One of the many stars of the glittering 2010 Labour intake of distinct non-apparatchiki, Ian Lavery, writes:
After thirty years of collecting dust, the
declassification of secret government papers has finally exposed Margaret
Thatcher’s and senior cabinet ministers’ true role in the 1984-85 miners’
strike.
The extent to which Mrs Thatcher and her cronies were prepared to go to
will come as no surprise to those of us who lived through the wanton
destruction of our industry and communities.

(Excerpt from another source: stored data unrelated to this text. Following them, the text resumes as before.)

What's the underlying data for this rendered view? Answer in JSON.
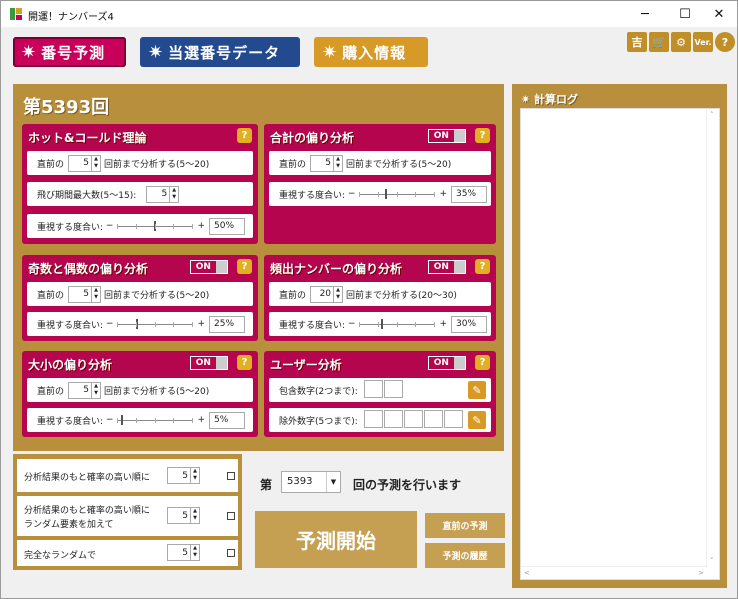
{
  "window": {
    "title": "開運！ナンバーズ4"
  },
  "nav": {
    "predict": "番号予測",
    "winning_data": "当選番号データ",
    "purchase": "購入情報"
  },
  "top_icons": {
    "kichi": "吉",
    "cart": "🛒",
    "gear": "⚙",
    "ver": "Ver.",
    "help": "?"
  },
  "main": {
    "round_title": "第5393回",
    "hot_cold": {
      "title": "ホット&コールド理論",
      "prev_label": "直前の",
      "prev_value": "5",
      "prev_suffix": "回前まで分析する(5〜20)",
      "jump_label": "飛び期間最大数(5〜15):",
      "jump_value": "5",
      "weight_label": "重視する度合い:",
      "weight_value": "50%",
      "weight_level": 0.5
    },
    "sum": {
      "title": "合計の偏り分析",
      "toggle": "ON",
      "prev_label": "直前の",
      "prev_value": "5",
      "prev_suffix": "回前まで分析する(5〜20)",
      "weight_label": "重視する度合い:",
      "weight_value": "35%",
      "weight_level": 0.35
    },
    "odd_even": {
      "title": "奇数と偶数の偏り分析",
      "toggle": "ON",
      "prev_label": "直前の",
      "prev_value": "5",
      "prev_suffix": "回前まで分析する(5〜20)",
      "weight_label": "重視する度合い:",
      "weight_value": "25%",
      "weight_level": 0.25
    },
    "frequent": {
      "title": "頻出ナンバーの偏り分析",
      "toggle": "ON",
      "prev_label": "直前の",
      "prev_value": "20",
      "prev_suffix": "回前まで分析する(20〜30)",
      "weight_label": "重視する度合い:",
      "weight_value": "30%",
      "weight_level": 0.3
    },
    "big_small": {
      "title": "大小の偏り分析",
      "toggle": "ON",
      "prev_label": "直前の",
      "prev_value": "5",
      "prev_suffix": "回前まで分析する(5〜20)",
      "weight_label": "重視する度合い:",
      "weight_value": "5%",
      "weight_level": 0.05
    },
    "user": {
      "title": "ユーザー分析",
      "toggle": "ON",
      "include_label": "包含数字(2つまで):",
      "exclude_label": "除外数字(5つまで):"
    }
  },
  "options": {
    "opt1": {
      "label": "分析結果のもと確率の高い順に",
      "value": "5"
    },
    "opt2": {
      "label1": "分析結果のもと確率の高い順に",
      "label2": "ランダム要素を加えて",
      "value": "5"
    },
    "opt3": {
      "label": "完全なランダムで",
      "value": "5"
    }
  },
  "predict": {
    "dai": "第",
    "round": "5393",
    "suffix": "回の予測を行います",
    "start": "予測開始",
    "prev_prediction": "直前の予測",
    "history": "予測の履歴"
  },
  "log": {
    "title": "計算ログ"
  },
  "colors": {
    "magenta": "#b5054f",
    "gold": "#b8903d",
    "blue": "#234a8e",
    "orange": "#d79a26"
  }
}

This was a government that gave serious thought
to deploying troops against a striking workforce who were fighting to protect
their communities.
Communities which had grown around the coal industry,
communities who had paid the ultimate price to feed the countries insatiable
appetite for black gold, communities which had been the backbone of the
industrial revolution, communities who had fought to make the work as safe and
secure as possible.
Many of these have not recovered from the events
which followed the strike.
The government and National Coal Board always
claimed that only 20 or so Collieries were to be closed. The NUM knew the
number was far higher despite its vehement denial by MacGregor and Thatcher.
Today shows just how little regard was actually given to the people of the
country who were deliberately misled by senior politicians and civil servants.
The painting of the miners as the aggressors and
the out and out denial of a secret hit list of more than 70 collieries
earmarked for closure are now proven as lies.
Mrs Thatcher was involved in the
wilful destruction of the coal industry and micro managed the government’s side
of the strike, prepared to use any possible measures to win – whilst lying to
the country about the scale of the closures programme and simultaneously
scheming to use the armed forces to ensure victory.
What we have seen today is the lengths that the
Tory government of the era was prepared to go to. Lying to the country and
using every tool of the state to destroy a trade union movement full of
ordinary working people who fought for the future of their communities.
This is
but a small piece of the archives, we can only wonder what papers remain
unseen, still classified and for what reason.
We could be forgiven for being confused, but this
is not a tale from the Orwellian dystopia 1984 but Britain in that year and our
communities still suffer for it now.